Os Transgressores
Para Renata Bonfim
O cinema nacional também fala da educação?
Para os
interessados em assistir sobre a educação brasileira na tela do cinema, as últimas
duas semanas foram incomuns. Desde o último dia 15, no Rio de Janeiro, é
possível assistir aos filmes Nunca Me
Sonharam e Os Transgressores. O
primeiro, no Espaço Itaú de Cinema, e o segundo, na Estação Net Botafogo. Sobre
Nunca Me Sonharam, publiquei aqui, na semana passada,
algumas considerações. Agora vou escrever sobre Os Transgressores, documentário de Luis Erlanger.
O que me levou ao
filme Os Transgressores foi Paulo
Freire, um dos personagens do documentário. Filme político, contemporâneo naquilo
que leva à tela, Os Transgressores
apresenta outros três personagens, além de Paulo Freire: Carlos Tufvesson,
Celso Atayde e Lucinha Araujo. O filme de Luis Erlander discute o Brasil hoje,
mostrando nossas fraturas sociais e culturais através do trabalho de quatro
personalidades “transgressoras”, visionárias e militantes, cujas dedicações de
suas vidas apontam outros caminhos, mais includentes e solidários para o país.
Fui ao cinema, é
verdade, com algum receio sobre a oportunidade de se juntar, em aproximadamente
70 minutos, aparentemente de forma aleatória, ou pelo menos de acordo com os
interesses apenas pessoais do diretor, um filme com um dos educadores mais
importantes do século XX, mundialmente reconhecido e influente até hoje, ao lado
de personagens atuais tão distintos: um estilista e militante da diversidade
sexual, um produtor cultural e também militante das favelas e a criadora de um
abrigo para crianças portadoras do vírus da AIDS.
O documentário é
realizado com depoimentos gravados dos personagens escolhidos, exceto Paulo
Freire (1921 – 1997), e claro, a participação de
pessoas que poderiam falar sobre a relevância transgressora de cada uma delas e
de imagens documentais já disponíveis. Há ainda a participação do ator Othon
Bastos, a voz narrativa do filme.
Os quatros
personagens retratados não parecem exatamente partilhar de uma “visão de mundo”

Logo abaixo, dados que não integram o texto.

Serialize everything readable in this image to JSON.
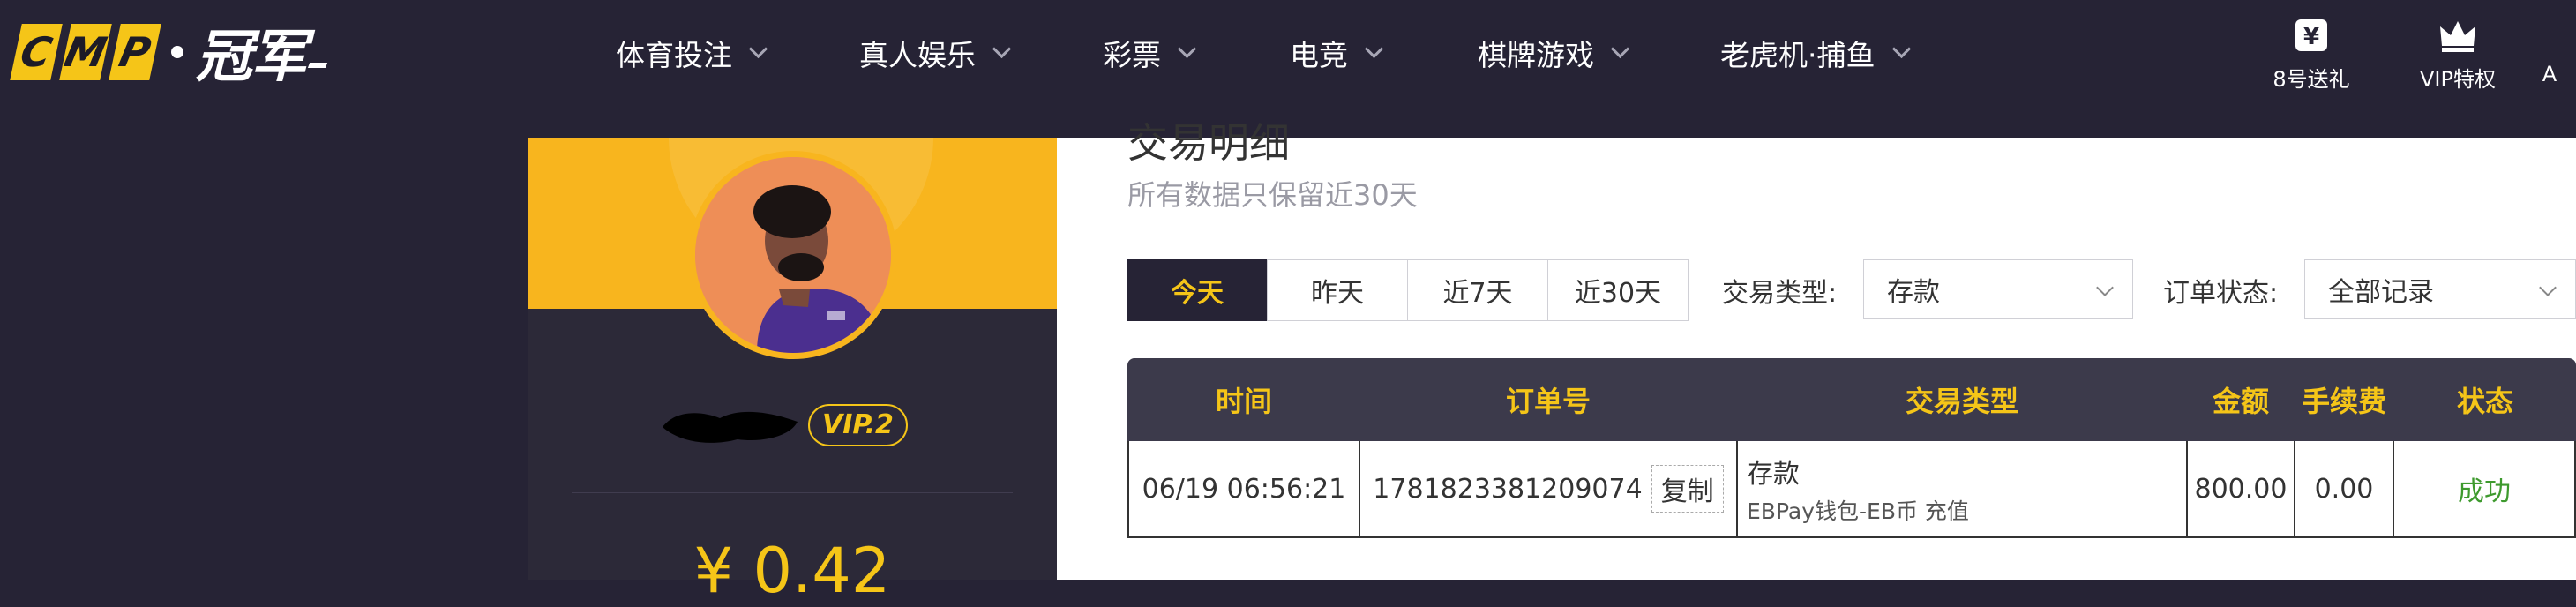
{
  "logo": {
    "letters": [
      "C",
      "M",
      "P"
    ],
    "word": "冠军"
  },
  "nav": {
    "items": [
      {
        "label": "体育投注"
      },
      {
        "label": "真人娱乐"
      },
      {
        "label": "彩票"
      },
      {
        "label": "电竞"
      },
      {
        "label": "棋牌游戏"
      },
      {
        "label": "老虎机·捕鱼"
      }
    ],
    "links": [
      {
        "label": "8号送礼",
        "icon": "yen-gift-icon"
      },
      {
        "label": "VIP特权",
        "icon": "crown-icon"
      },
      {
        "label": "A",
        "icon": "app-icon"
      }
    ]
  },
  "profile": {
    "vip_label": "VIP.2",
    "balance": "¥ 0.42"
  },
  "records": {
    "clipped_title": "交易明细",
    "subtitle": "所有数据只保留近30天",
    "tabs": [
      {
        "label": "今天",
        "active": true
      },
      {
        "label": "昨天",
        "active": false
      },
      {
        "label": "近7天",
        "active": false
      },
      {
        "label": "近30天",
        "active": false
      }
    ],
    "filters": {
      "type_label": "交易类型:",
      "type_value": "存款",
      "status_label": "订单状态:",
      "status_value": "全部记录"
    },
    "table": {
      "headers": [
        "时间",
        "订单号",
        "交易类型",
        "金额",
        "手续费",
        "状态"
      ],
      "rows": [
        {
          "time": "06/19 06:56:21",
          "order_no": "1781823381209074",
          "copy_label": "复制",
          "type": "存款",
          "type_detail": "EBPay钱包-EB币 充值",
          "amount": "800.00",
          "fee": "0.00",
          "status": "成功"
        }
      ]
    }
  },
  "colors": {
    "accent": "#f5c518",
    "nav_bg": "#262335",
    "success": "#3e9a2e"
  }
}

comum e, na verdade, muitos outros poderiam ser escolhidos sem alterar muito as
características do filme. O que parece inicialmente ser uma escolha
relativamente aleatória, feita apenas a partir da admissão, um pouco genérica,
de que são “transgressores”, revela-se, no entanto, uma experiência estética
interessante para quem assiste. O filme incita imagens bem mais inspiradoras do
alcance e resultados das lutas pontuais e localizadas do que se ocupa com o labirinto
da “consciência política”.
Tampouco Luis
Erlanger imprime ao filme uma mensagem finalizada a propósito do seu conteúdo. Trata-se
de uma visão, também transgressora, de que cabe ao espectador assumir uma
espécie de ativismo com as imagens e terminar o próprio filme. Como um
caleidoscópio, distintas combinações podem ser feitas, movimentando os
personagens. O filme não está pronto, é para ser montado também por quem
assiste. Foi o que fiz.
Como já disse,
fui levado ao filme pelo personagem Paulo Freire. No lugar de desistir do resto
do filme, no cinema mesmo, passei a pensar em Paulo Freire também a partir de
outras pessoas, ou seja, como Paulo Freire, o único personagem já desaparecido
que está no documentário, pode e deve ser reinterpretado contemporaneamente,
observando a complexidade do presente no lugar do recorrente ressentimento que
o tempo parece imprimir.
O Paulo Freire que aparece é, sobretudo, o
educador da experiência de alfabetização em Angicos, a experiência do exílio e
seu posterior retorno ao Brasil, até ser secretário de educação da gestão de
Luiza Erundina, na prefeitura de São Paulo. E agora, depois da sua
trajetória e morte, como lembrar Paulo Freire? No filme, é através de Carlos Tufvesson, Celso Atayde e Lucinha Araujo,
que Paulo Freire ganha contemporaneidade. Ou, então, não poderá ser atual. Ou
seja, o legado de Paulo Freire só poderá fazer sentido diante do nosso tempo,
ao lado das pessoas que agora vivem e lutam na condição de suas existências.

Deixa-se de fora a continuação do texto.